The bill was drafted by the Culture Ministry controlled by the Christian Democrats (KDU-CSL).
Its rejection, proposed by the opposition, was supported by 84 of the 164 deputies present, including some from the government Social Democratic Party (CSSD) and the ANO movement, while 53 deputies voted against the rejection.
The Culture Ministry promoted the bill saying it will update the present legislation from the 1980s, which is outdated because it does not reckon with the country’s transition to market economy and the return of private owners.
The new rules should prevent the developments from leading to damage and the cultural heritage’s decline, the ministry said.
The bill, if passed, would have changed the National Heritage Institute’s (NPU) role in permitting construction changes to historical monuments and the archaeological research at construction sites and it would have anchored NGOs’ participation in heritage conservation.
The position of unprotected real estate owners in protected historical reserves and zones was to improve. The bill made them eligible to subsidies like cultural monuments’ owners.
The bill also empowered authorities to react if a cultural monument were endangered.
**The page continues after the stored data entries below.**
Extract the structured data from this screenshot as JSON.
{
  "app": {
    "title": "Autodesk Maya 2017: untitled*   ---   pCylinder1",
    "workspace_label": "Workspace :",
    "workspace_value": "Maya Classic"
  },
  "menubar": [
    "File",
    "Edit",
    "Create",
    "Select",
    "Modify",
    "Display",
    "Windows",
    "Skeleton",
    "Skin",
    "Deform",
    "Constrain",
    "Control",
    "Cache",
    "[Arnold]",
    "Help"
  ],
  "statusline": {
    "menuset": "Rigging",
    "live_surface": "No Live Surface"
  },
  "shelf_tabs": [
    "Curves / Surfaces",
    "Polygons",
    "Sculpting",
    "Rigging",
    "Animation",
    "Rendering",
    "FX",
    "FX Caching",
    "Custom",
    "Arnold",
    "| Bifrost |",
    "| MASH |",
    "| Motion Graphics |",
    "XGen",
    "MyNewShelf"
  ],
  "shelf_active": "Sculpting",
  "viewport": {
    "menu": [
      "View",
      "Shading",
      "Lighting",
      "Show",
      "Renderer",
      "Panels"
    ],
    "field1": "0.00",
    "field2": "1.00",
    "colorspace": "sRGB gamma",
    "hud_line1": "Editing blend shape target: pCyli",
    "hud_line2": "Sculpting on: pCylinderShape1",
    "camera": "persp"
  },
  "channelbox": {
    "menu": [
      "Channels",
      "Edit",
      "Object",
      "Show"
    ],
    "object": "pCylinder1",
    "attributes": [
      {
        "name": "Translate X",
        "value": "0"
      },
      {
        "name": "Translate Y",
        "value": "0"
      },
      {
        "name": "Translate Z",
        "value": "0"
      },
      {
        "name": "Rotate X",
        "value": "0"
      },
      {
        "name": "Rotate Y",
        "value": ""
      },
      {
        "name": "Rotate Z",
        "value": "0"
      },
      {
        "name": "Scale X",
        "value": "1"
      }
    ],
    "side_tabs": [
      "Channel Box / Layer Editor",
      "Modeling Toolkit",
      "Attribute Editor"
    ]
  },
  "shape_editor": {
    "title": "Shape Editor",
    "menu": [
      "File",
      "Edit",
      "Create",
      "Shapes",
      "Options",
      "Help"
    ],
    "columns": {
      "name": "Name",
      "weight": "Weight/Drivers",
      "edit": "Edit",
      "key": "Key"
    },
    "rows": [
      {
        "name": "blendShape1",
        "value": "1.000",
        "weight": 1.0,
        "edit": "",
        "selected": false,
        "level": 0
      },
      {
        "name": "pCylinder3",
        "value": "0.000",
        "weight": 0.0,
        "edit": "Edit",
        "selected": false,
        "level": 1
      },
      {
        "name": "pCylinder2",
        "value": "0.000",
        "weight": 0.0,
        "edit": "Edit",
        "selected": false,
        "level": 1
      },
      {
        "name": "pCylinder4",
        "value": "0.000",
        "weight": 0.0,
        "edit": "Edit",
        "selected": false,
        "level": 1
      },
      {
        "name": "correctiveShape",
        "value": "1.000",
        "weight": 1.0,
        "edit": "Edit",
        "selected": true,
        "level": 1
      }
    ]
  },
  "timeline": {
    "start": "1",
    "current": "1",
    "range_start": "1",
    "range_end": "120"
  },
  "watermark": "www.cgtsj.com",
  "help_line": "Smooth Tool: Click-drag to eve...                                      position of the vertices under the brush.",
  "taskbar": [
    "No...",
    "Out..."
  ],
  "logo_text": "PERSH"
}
The institute of expropriation was to change so that it could be applied in practice, which has been problematic so far.
The bill was to change the procedure of declaring heritage reservations and issuing historical zones’ protection plans.
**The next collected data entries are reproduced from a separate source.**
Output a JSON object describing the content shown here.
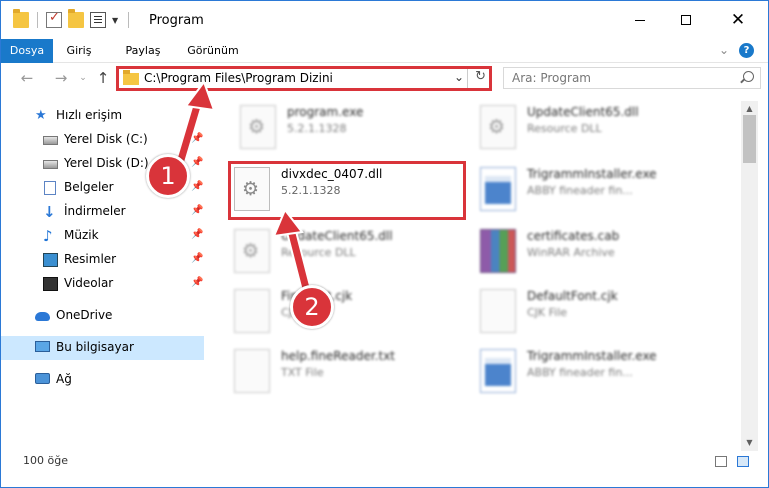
{
  "window": {
    "title": "Program",
    "controls": {
      "minimize": "—",
      "maximize": "☐",
      "close": "✕"
    }
  },
  "ribbon": {
    "tabs": [
      "Dosya",
      "Giriş",
      "Paylaş",
      "Görünüm"
    ],
    "expand_glyph": "⌄",
    "help_glyph": "?"
  },
  "nav": {
    "back_glyph": "←",
    "forward_glyph": "→",
    "recent_glyph": "⌄",
    "up_glyph": "↑",
    "address_path": "C:\\Program Files\\Program Dizini",
    "address_dropdown_glyph": "⌄",
    "refresh_glyph": "↻",
    "search_placeholder": "Ara: Program"
  },
  "sidebar": {
    "items": [
      {
        "label": "Hızlı erişim",
        "icon": "star-icon"
      },
      {
        "label": "Yerel Disk (C:)",
        "icon": "disk-icon",
        "pinned": true
      },
      {
        "label": "Yerel Disk (D:)",
        "icon": "disk-icon",
        "pinned": true
      },
      {
        "label": "Belgeler",
        "icon": "documents-icon",
        "pinned": true
      },
      {
        "label": "İndirmeler",
        "icon": "download-icon",
        "pinned": true
      },
      {
        "label": "Müzik",
        "icon": "music-icon",
        "pinned": true
      },
      {
        "label": "Resimler",
        "icon": "pictures-icon",
        "pinned": true
      },
      {
        "label": "Videolar",
        "icon": "videos-icon",
        "pinned": true
      },
      {
        "label": "OneDrive",
        "icon": "cloud-icon"
      },
      {
        "label": "Bu bilgisayar",
        "icon": "computer-icon",
        "selected": true
      },
      {
        "label": "Ağ",
        "icon": "network-icon"
      }
    ],
    "pin_glyph": "📌"
  },
  "files": [
    {
      "name": "program.exe",
      "sub": "5.2.1.1328",
      "icon": "gear"
    },
    {
      "name": "UpdateClient65.dll",
      "sub": "Resource DLL",
      "icon": "gear"
    },
    {
      "name": "divxdec_0407.dll",
      "sub": "5.2.1.1328",
      "icon": "gear",
      "highlight": true
    },
    {
      "name": "TrigrammInstaller.exe",
      "sub": "ABBY fineader fin...",
      "icon": "exe"
    },
    {
      "name": "UpdateClient65.dll",
      "sub": "Resource DLL",
      "icon": "gear"
    },
    {
      "name": "certificates.cab",
      "sub": "WinRAR Archive",
      "icon": "rar"
    },
    {
      "name": "FineFont.cjk",
      "sub": "CJK File",
      "icon": "blank"
    },
    {
      "name": "DefaultFont.cjk",
      "sub": "CJK File",
      "icon": "blank"
    },
    {
      "name": "help.fineReader.txt",
      "sub": "TXT File",
      "icon": "blank"
    },
    {
      "name": "TrigrammInstaller.exe",
      "sub": "ABBY fineader fin...",
      "icon": "exe"
    }
  ],
  "scrollbar": {
    "up_glyph": "▲",
    "down_glyph": "▼"
  },
  "status": {
    "item_count": "100 öğe"
  },
  "annotations": {
    "step1": "1",
    "step2": "2"
  },
  "colors": {
    "accent": "#1979ca",
    "highlight": "#d9343a",
    "selection": "#cce8ff"
  }
}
It proposed the establishment of a council for the country’s UNESCO-listed monuments, and a new electronic system of heritage items registration.
However, a part of lawmakers criticised the bill for bringing no systemic changes but preserving what has been condemned as the present dual concept of heritage care.
Culture Minister Daniel Herman (KDU-CSL) dismissed the criticism. He said the bill has been backed by many important subjects operating in heritage care, and that the critics often used misleading and untrue arguments.
After its rejection on Wednesday, the bill has no chance to return to parliament before the October 20-21 general election.